Non sono passati tre mesi dal rincaro dei prezzi e Netflix già sta pensando di spingere ancora più in alto le cifre del tariffario. È toccato al Nord America e a breve toccherà di nuovo anche agli italiani. Si tratta di un investimento sulla qualità, dicono, e gli darei anche fiducia, ma poi mi accorgo di tutto il capitale scialacquato negli ultimi blockbuster e considero seriamente la possibilità di revocare la mia sottoscrizione. Cari dirigenti Netflix, o prendete i miei soldi e ci date dentro con la qualità, oppure prendete poco e acchiappate più abbonati coi vostri filmoni senz’anima… Ebbene, il 14 gennaio è uscito The House (trailer) e io, dopo averlo visto, mi sono detto che forse il mio giudizio era stato troppo severo.
In effetti quasi sempre l’impegno artistico va scovato là dove la pubblicità e i grandi nomi fanno poco chiasso. E tale è la sorte di questo film d’animazione a passo uno, che di nomi insigni non è certo privo, a partire dall’autore, Enda Walsh, drammaturgo irlandese pluripremiato, scrittore dal vivace e poetico estro inventivo, che ci regala qui un inquietante trittico fiabesco, appassionato e dalle innumerevoli valenze interpretative: tre coinvolgenti storie sorte in epoche diverse che si dipanano attorno a una casa, mettendo in luce le aspirazioni, i conflitti sommersi e le debolezze umane.
Tre fiabe moderne che pullulano d’arcane suggestioni simboliche: nella prima, grottesca, una bambina assiste impotente allo sfacelo della famiglia e della propria casa; nella seconda, allucinata, troviamo topi antropomorfi e un protagonista troppo ambizioso; più serena, con un maggiore tocco di luce, la terza, dove una gatta (sempre umanoide) coltiva il progetto di rimettere a nuovo la propria dimora, a dispetto d’ogni avversità. Sogni calpestati, fobie esasperate, affetti delusi, quanto c’è di più autenticamente umano in ognuno di noi, Walsh ha saputo afferrarlo e dargli una voce. A conferirgli un corpo è stata poi la vividezza plastica dello stop-motion, che rimodellando a piacimento la materia reale si presta ottimamente a dar vita alle creazioni surreali dell’immaginario da favola del testo.

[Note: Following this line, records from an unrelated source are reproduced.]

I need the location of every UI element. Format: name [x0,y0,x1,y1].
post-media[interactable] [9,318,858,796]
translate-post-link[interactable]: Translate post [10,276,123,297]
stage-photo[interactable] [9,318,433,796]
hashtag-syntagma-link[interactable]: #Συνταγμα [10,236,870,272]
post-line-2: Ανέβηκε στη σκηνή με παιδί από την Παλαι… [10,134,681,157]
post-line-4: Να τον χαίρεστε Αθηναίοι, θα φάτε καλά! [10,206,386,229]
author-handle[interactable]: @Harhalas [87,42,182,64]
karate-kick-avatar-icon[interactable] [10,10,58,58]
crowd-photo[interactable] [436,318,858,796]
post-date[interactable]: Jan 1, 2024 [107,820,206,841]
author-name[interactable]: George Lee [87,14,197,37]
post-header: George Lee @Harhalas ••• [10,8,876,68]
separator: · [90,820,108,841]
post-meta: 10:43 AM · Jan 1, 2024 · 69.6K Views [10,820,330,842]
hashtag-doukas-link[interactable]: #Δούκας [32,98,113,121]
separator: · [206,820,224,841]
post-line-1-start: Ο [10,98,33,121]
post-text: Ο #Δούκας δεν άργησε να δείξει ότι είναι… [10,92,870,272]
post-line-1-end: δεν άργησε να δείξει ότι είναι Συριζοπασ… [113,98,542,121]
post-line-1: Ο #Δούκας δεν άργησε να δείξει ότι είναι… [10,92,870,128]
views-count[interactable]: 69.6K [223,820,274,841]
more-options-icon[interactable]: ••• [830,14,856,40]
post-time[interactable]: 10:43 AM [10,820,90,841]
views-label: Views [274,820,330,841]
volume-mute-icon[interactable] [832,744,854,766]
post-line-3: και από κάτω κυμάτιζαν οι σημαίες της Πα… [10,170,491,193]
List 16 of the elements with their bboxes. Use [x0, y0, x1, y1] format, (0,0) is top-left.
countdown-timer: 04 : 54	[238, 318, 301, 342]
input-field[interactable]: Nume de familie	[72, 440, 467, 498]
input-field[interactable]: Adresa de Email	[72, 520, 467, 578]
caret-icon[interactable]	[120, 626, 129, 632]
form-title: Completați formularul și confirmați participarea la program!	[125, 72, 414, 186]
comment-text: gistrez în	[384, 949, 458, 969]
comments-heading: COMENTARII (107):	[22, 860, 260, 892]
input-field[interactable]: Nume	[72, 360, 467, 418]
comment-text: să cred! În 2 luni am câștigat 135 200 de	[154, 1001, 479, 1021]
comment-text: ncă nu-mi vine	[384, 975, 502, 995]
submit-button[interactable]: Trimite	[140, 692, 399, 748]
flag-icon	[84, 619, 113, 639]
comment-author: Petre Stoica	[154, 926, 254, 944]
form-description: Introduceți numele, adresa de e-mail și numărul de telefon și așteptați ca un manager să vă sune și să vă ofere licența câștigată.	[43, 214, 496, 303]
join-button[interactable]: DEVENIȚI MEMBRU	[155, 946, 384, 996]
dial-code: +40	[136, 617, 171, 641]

I pittoreschi simulacri animati paiono quasi danzare al canto ora dolce ora stridente degli archi di Gustavo Santaolalla – altro nome degno di nota, detentore di due Oscar alla colonna sonora e compositore storico di A. G. Iñárritu –, e tra accenni melodici e pizzicati siamo condotti al di là dell’esperienza vigile, alle soglie d’un mondo ch’è quello del sogno. L’intero film, invero, ricorda l’eco lontana di uno strano sogno. E alla fine ci si chiede che cosa mai volesse dire.
Al doppiaggio originale figura poi qualche voce non del tutto anonima, tipo Helena Bonham Carter e il rapper britannico Dizzee Rascal. I laboratori di Nexus Studios con il contributo produttivo della Netflix Animation danno prova d’essere senza dubbio una garanzia in termini di qualità grafica e d’eleganza.
Netflix lascia sempre ampia libertà artistica ai progetti che seleziona, perché alla qualità standardizzata garantita dal controllo del processo produttivo ritiene più vantaggioso sostituire la quantità dei prodotti rilasciati. Questo cosa implica? Che in un catalogo ogni giorno più ricco (e dispersivo) troveremo titoli di scarso o infimo valore, e poi titoli come questo, in grado di smorzare l’impulso a disdire l’abbonamento alla piattaforma dalla enne rossa, quest’enorme albero ipertrofico e carico di frutti, alcuni turgidi ma bacati, altri insipidi, altri lievemente acerbi, altri ancora – per chi è paziente e sa cercare tra i rami – inaspettatamente squisiti.